Aunque sólo contara con doce años, su mirada proyectaba una luz que le hacía parecer enigmática, como si a través de ella pudiera leer los corazones. Sentada a la mesa, su
ba
se encontraba alegre de ver a su familia tan contenta, de que su hermano hubiera regresado sano y salvo de los lejanos países asiáticos. Con él volvía su amigo, al que recordaba perfectamente. Ahora era un hombre poderoso; sin embargo, ella podía intuir que había sufrimiento en su corazón, y que más allá de la belleza de su rostro y la fuerza de sus músculos, se escondía un gran misterio que lo atormentaba. Isis lo observaba con discreción, pero era capaz de leer cada uno de sus gestos, y como les ocurriera a otros muchos, se sintió fascinada.

—Hoy no podéis rechazar el beber conmigo como corresponde a buenos camaradas. Es vino procedente de los viñedos del templo de Montu. Los
menefyt
solemos ayudar a pisarlo, y aunque no sea el mejor, nos sabe a gloria —dijo Ahmose paladeándolo—. Pero debéis contarme más pormenores de las campañas. Hasta aquí llegaron noticias increíbles sobre conquistas de ciudades y naciones hasta la orilla del Éufrates. El dios tomó todo Retenu, e hizo huir a los mitannios.

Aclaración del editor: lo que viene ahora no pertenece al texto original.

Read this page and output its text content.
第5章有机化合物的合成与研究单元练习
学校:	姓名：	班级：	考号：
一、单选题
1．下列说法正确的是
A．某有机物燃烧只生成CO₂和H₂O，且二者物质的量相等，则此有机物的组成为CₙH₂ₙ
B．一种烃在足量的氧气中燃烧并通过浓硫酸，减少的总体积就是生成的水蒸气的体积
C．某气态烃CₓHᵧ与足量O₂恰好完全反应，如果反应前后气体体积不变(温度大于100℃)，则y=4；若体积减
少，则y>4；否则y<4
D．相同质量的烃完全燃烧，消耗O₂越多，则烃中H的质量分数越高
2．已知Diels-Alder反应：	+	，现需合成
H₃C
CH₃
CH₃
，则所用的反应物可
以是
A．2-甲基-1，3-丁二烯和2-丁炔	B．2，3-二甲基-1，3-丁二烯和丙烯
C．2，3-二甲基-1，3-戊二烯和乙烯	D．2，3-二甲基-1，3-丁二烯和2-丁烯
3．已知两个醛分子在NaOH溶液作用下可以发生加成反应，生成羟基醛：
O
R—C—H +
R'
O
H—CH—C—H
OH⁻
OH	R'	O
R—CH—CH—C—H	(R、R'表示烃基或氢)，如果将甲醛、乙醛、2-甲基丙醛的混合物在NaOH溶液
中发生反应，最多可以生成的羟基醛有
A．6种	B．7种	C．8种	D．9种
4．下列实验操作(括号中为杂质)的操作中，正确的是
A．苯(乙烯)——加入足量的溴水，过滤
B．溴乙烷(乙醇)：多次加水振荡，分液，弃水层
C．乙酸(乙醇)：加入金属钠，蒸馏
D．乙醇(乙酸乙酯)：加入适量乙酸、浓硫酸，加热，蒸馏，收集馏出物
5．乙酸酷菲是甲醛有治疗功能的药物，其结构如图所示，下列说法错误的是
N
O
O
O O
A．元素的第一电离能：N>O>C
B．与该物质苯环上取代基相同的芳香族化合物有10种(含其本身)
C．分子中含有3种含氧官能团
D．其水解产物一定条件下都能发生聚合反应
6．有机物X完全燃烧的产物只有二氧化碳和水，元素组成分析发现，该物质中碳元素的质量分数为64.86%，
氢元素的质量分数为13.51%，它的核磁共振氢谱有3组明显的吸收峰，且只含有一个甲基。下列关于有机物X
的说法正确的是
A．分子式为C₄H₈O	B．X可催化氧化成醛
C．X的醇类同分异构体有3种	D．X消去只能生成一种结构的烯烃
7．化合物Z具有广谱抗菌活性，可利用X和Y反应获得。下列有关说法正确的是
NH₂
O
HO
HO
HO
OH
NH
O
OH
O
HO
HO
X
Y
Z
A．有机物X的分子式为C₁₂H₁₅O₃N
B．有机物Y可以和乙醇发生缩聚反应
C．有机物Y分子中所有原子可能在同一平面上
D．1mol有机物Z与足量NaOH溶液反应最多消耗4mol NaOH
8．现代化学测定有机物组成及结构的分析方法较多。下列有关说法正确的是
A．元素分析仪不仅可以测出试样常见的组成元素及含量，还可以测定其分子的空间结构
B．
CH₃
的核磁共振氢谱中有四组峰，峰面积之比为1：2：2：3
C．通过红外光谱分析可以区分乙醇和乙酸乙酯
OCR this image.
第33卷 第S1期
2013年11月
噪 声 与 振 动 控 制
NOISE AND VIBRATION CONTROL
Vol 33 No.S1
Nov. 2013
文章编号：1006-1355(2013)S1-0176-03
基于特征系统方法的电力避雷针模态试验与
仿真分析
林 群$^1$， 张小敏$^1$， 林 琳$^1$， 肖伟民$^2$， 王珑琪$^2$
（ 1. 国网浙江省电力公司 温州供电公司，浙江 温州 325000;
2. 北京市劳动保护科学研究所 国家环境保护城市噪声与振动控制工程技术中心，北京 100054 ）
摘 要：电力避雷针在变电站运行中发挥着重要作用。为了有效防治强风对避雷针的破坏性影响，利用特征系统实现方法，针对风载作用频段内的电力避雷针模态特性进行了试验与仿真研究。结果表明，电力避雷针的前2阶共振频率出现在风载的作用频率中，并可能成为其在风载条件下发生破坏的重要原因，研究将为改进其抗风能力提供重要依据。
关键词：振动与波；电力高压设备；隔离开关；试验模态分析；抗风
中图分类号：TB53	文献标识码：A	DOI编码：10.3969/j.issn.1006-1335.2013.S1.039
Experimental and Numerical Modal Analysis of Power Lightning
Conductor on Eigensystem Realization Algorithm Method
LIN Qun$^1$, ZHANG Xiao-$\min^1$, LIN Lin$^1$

—A los mitannios y a muchos más, padre. Tutmosis ha sojuzgado a todos los pueblos de Siria.

Luego le relataron algunas historias; cómo conquistaron Joppa, Kadesh, Ullaza, Aleppo, Karkemish... Ahmose los observaba con los ojos muy abiertos, como si se encontrara ante dos dioses de la guerra.

—Sejemjet fue el primero en atravesar el Éufrates. Él solo hizo correr a los mitannios hacia sus escondrijos. El dios lo ha nombrado
kenyt nesw.

Ahmose tragó saliva con dificultad. Nada menos que valiente del rey... No le cabía duda de que el joven debía ser un guerrero formidable.

—Honras nuestra mesa, noble Sejemjet —dijo respetuosamente—. Yo llegué una vez hasta ese gran río, en los confines de la Tierra. Una zona inhóspita, llena de enemigos que acechan a cada paso. Grande ha sido la victoria del dios contra esa chusma asiática. Brindemos por ello y alegremos nuestros corazones.

El vino dio paso al
shedeh,
y el fortísimo licor empezó a hacer estragos en la lengua del viejo Ahmose.

—¡Contadme de nuevo la conquista de Joppa! —exclamaba eufórico—. Nunca vi ardid semejante.